Picture the scene. There are people sweating in a darkened room, contorted into uncomfortable positions, their faces red, their muscles screaming. What, we ask ourselves, could be more conducive to a romantic liaison? Er…Welcome to yoga dating!
So, yes, yoga dating is a thing. Being a single person looking for love and living in London these days is not easy. If you haven’t hooked up at Uni, then the chances of snaffling the perfect partner quickly leave you with online dating options, which are, frankly, a confusing emotional maze.
Ideally, you’d meet someone in a bar or on the train. Your eyes would meet across a crowded room, the sparks would fly and one thing would lead to another. But getting together ‘IRL’ – in real life – (for the over-thirties) is harder and harder to achieve. But singles evening are generally painful and awkward.
So, assuming you’re as yoga-obsessed as we are, we ask, how could yoga help?
Yoga dating – the format
Richard Brook, the brain behind ‘Singles Yoga‘ as he calls the classes, describes the flow of the evening. They start with an individual sequence to calm down any nervous jitters and connect you with your breath.
Then, once the group is ready, it moves to partner yoga sequences, with the focus being on staying relaxed and not panicking when touching your partners (which may depend on what partner you get…). At this stage, the partners are rotated, akin to a speed dating format.
This is followed by the next phase – connection exercises – which involves focusing on ‘giving and receiving’ of male and female energy (?) and eye-gazing.

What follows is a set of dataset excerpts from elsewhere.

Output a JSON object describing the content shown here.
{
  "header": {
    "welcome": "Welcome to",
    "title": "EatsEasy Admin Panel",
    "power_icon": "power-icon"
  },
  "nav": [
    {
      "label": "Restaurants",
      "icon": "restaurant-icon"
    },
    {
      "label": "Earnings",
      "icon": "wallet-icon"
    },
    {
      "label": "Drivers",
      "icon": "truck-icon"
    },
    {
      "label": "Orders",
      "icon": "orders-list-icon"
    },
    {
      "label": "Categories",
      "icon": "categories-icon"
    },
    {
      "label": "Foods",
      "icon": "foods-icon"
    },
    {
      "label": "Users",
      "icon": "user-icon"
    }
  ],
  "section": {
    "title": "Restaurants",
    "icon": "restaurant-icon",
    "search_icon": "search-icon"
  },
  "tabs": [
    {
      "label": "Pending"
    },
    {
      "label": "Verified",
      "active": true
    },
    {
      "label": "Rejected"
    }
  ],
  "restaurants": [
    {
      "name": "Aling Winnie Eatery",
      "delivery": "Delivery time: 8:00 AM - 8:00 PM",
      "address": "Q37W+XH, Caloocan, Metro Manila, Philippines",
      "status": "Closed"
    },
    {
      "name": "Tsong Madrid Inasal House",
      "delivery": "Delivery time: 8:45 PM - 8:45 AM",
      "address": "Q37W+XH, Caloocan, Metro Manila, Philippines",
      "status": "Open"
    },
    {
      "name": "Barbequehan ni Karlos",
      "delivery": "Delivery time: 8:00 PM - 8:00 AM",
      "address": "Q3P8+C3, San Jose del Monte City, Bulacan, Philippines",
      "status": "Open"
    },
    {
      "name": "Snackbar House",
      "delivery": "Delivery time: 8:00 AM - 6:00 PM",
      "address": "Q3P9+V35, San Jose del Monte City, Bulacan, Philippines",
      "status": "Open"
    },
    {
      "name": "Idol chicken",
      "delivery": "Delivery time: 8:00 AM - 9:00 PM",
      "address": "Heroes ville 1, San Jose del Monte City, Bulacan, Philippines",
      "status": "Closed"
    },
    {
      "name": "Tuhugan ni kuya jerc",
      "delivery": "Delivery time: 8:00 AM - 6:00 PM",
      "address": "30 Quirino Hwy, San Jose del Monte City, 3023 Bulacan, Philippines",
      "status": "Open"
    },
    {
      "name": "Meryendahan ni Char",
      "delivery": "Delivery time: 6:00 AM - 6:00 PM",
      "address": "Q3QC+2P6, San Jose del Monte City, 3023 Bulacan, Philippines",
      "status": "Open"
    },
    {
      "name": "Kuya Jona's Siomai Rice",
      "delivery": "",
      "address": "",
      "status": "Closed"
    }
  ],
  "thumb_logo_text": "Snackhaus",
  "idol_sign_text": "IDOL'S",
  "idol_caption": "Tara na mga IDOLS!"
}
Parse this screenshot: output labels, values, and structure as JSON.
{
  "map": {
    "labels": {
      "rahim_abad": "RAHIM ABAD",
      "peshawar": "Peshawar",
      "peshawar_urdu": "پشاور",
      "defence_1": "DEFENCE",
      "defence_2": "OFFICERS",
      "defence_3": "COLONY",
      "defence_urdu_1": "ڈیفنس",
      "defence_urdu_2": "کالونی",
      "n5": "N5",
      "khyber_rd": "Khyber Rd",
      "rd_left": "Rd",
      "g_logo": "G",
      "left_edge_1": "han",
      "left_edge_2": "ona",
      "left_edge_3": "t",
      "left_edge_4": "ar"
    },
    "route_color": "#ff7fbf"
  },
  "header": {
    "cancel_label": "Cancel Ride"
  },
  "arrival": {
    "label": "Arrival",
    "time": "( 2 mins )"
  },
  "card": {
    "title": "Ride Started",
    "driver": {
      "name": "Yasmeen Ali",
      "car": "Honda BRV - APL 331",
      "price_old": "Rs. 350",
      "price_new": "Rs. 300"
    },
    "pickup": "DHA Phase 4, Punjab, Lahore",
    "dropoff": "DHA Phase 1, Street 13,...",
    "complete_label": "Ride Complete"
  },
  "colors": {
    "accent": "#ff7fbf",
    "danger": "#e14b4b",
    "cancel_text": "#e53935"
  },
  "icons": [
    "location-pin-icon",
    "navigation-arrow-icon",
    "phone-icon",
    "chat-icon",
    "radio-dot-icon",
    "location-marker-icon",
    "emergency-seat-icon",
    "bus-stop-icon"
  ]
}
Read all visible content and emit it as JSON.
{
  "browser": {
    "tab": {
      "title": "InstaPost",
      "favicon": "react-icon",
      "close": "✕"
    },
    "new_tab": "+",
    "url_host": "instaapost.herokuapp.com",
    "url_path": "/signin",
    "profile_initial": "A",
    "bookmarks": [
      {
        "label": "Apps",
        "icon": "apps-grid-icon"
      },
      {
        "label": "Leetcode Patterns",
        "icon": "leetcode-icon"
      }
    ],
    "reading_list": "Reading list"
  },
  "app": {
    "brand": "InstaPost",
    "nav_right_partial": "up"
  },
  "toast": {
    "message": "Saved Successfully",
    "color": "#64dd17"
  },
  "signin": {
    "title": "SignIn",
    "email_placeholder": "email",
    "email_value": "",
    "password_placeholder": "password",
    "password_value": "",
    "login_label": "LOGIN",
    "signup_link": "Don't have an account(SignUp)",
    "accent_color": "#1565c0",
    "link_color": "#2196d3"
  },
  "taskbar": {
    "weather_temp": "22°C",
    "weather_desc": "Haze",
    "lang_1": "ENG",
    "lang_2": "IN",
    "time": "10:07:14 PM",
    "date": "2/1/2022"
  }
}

Finally, the class ends with deep relaxation. Then, either to carry on the fun, or drown your sorrows, it’s off to the pub for a ‘social’.
Yoga dating – who’s it aimed at?
Despite the horrific scenario painted by the opening paragraph of this article, the organisers of Singles Yoga maintain that the focus of these classes is to relax and connect with each other. To quote their blurb:
“You will not be standing looking serious, feeling self-conscious, and dripping sweat on each other and then expected to make awkward conversation in the pub after.” Ah, phew!
But clearly this way of ‘dating’ won’t be for everyone. If you’re the kind of person that avoids hugs, then this class won’t be for you. If you’re of a more intellectual bent and want to find out more about someone’s brain rather than how good they are at gazing at you, then perhaps no.
But if you’re a physical kind of person, who goes on instinct, or just feels the need to loosen up when in the company of other single people, then this form of dating could be a real ice-breaker.
Yoga dating – the lowdown
The potential for this class to be awkward is fairly high: touching feet with strangers (gross), eye-gazing (icky), potential fart disaster (horror) and so on. But, there is also the potential for fun, a loosening of our over-tight, over-protective boundaries, both physical and emotional.
One of the participants put it beautifully; “What is yoga without stretching the boundaries of connection”? What indeed? If you’re brave enough, then why not give it a go? You’ve nothing to lose but your dignity!